The CI width reflects uncertainty: a narrow CI indicates a precise OR estimate, while a wide CI indicates less precision. If the entire CI lies above (or below) 1, it confirms a reliably increased (or decreased) odds of the outcome.
29
Why might logistic regression include continuous and categorical predictors simultaneously?
Logistic regression can model a binary outcome as a function of any mix of predictor types, allowing adjustment for confounding variables, capturing nuanced relationships, and improving predictive accuracy by using all relevant information.
30
What does an R²-like measure (e.g., pseudo-R²) indicate in logistic regression?
Pseudo-R² measures (such as McFadden’s R²) quantify how well the logistic model explains outcome variability in a way analogous to linear R². Although they do not have exactly the same interpretation, higher values indicate better model fit.
31
How does one interpret a regression coefficient of zero in both linear and logistic regression?
In linear regression, a coefficient of zero implies no change in the continuous outcome per unit change in predictor (no association). In logistic regression, a coefficient of zero implies an OR of 1 (no change in odds of the outcome), similarly indicating no association.
32
When constructing a standard curve via linear regression, why must one check that the relationship between concentration and signal is approximately linear?
Because linear regression assumes a linear relationship; if the calibration points do not align linearly (e.g., at very high concentrations saturation occurs), the fitted line will not accurately predict unknown concentrations, leading to biased estimates.
33
Why is the concept “association does not imply causation” emphasized when teaching regression and correlation?
Because it reminds practitioners that observed statistical relationships might arise from confounding variables, reverse causality, or chance, and that only controlled experimental designs can rigorously establish a causal link.
34
How can one use the fitted logistic regression model to predict an individual’s probability of an outcome?

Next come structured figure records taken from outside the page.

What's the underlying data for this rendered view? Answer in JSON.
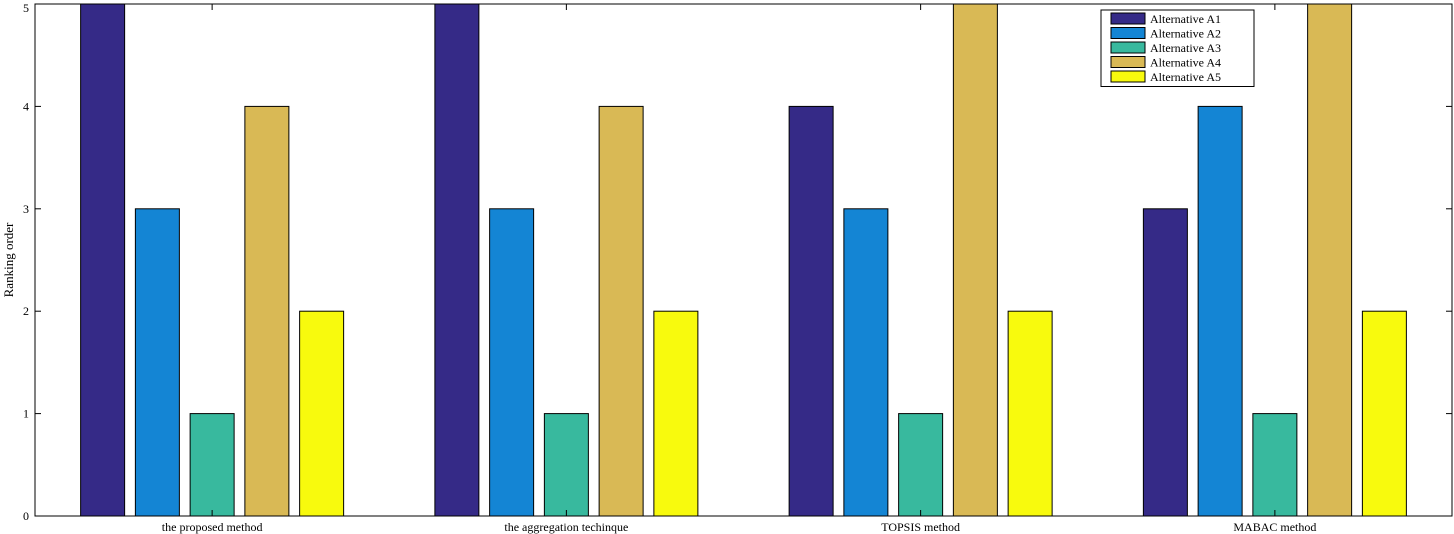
{
  "chart_data": {
    "type": "bar",
    "ylabel": "Ranking order",
    "xlabel": "",
    "ylim": [
      0,
      5
    ],
    "yticks": [
      "0",
      "1",
      "2",
      "3",
      "4",
      "5"
    ],
    "categories": [
      "the proposed method",
      "the aggregation techinque",
      "TOPSIS method",
      "MABAC method"
    ],
    "series": [
      {
        "name": "Alternative A1",
        "color": "#352A87",
        "values": [
          5,
          5,
          4,
          3
        ]
      },
      {
        "name": "Alternative A2",
        "color": "#1485D4",
        "values": [
          3,
          3,
          3,
          4
        ]
      },
      {
        "name": "Alternative A3",
        "color": "#38B99E",
        "values": [
          1,
          1,
          1,
          1
        ]
      },
      {
        "name": "Alternative A4",
        "color": "#D9B955",
        "values": [
          4,
          4,
          5,
          5
        ]
      },
      {
        "name": "Alternative A5",
        "color": "#F8FA0D",
        "values": [
          2,
          2,
          2,
          2
        ]
      }
    ],
    "grid": false,
    "legend_position": "top-right"
  }
}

First calculate the linear predictor (η = α + β₁ X₁ + … + βₖ Xₖ), then transform via the logistic function: probability = 1 / [1 + exp(–η)]. This yields a value between 0 and 1 representing the predicted likelihood of the event.
35
Explain why one would examine confidence intervals of regression coefficients rather than rely solely on p-values.
Confidence intervals convey both statistical significance (via inclusion/exclusion of a null value) and the magnitude and precision of effect estimates. P-values alone do not show how large or precise an effect is, only whether it is unlikely to be zero by chance.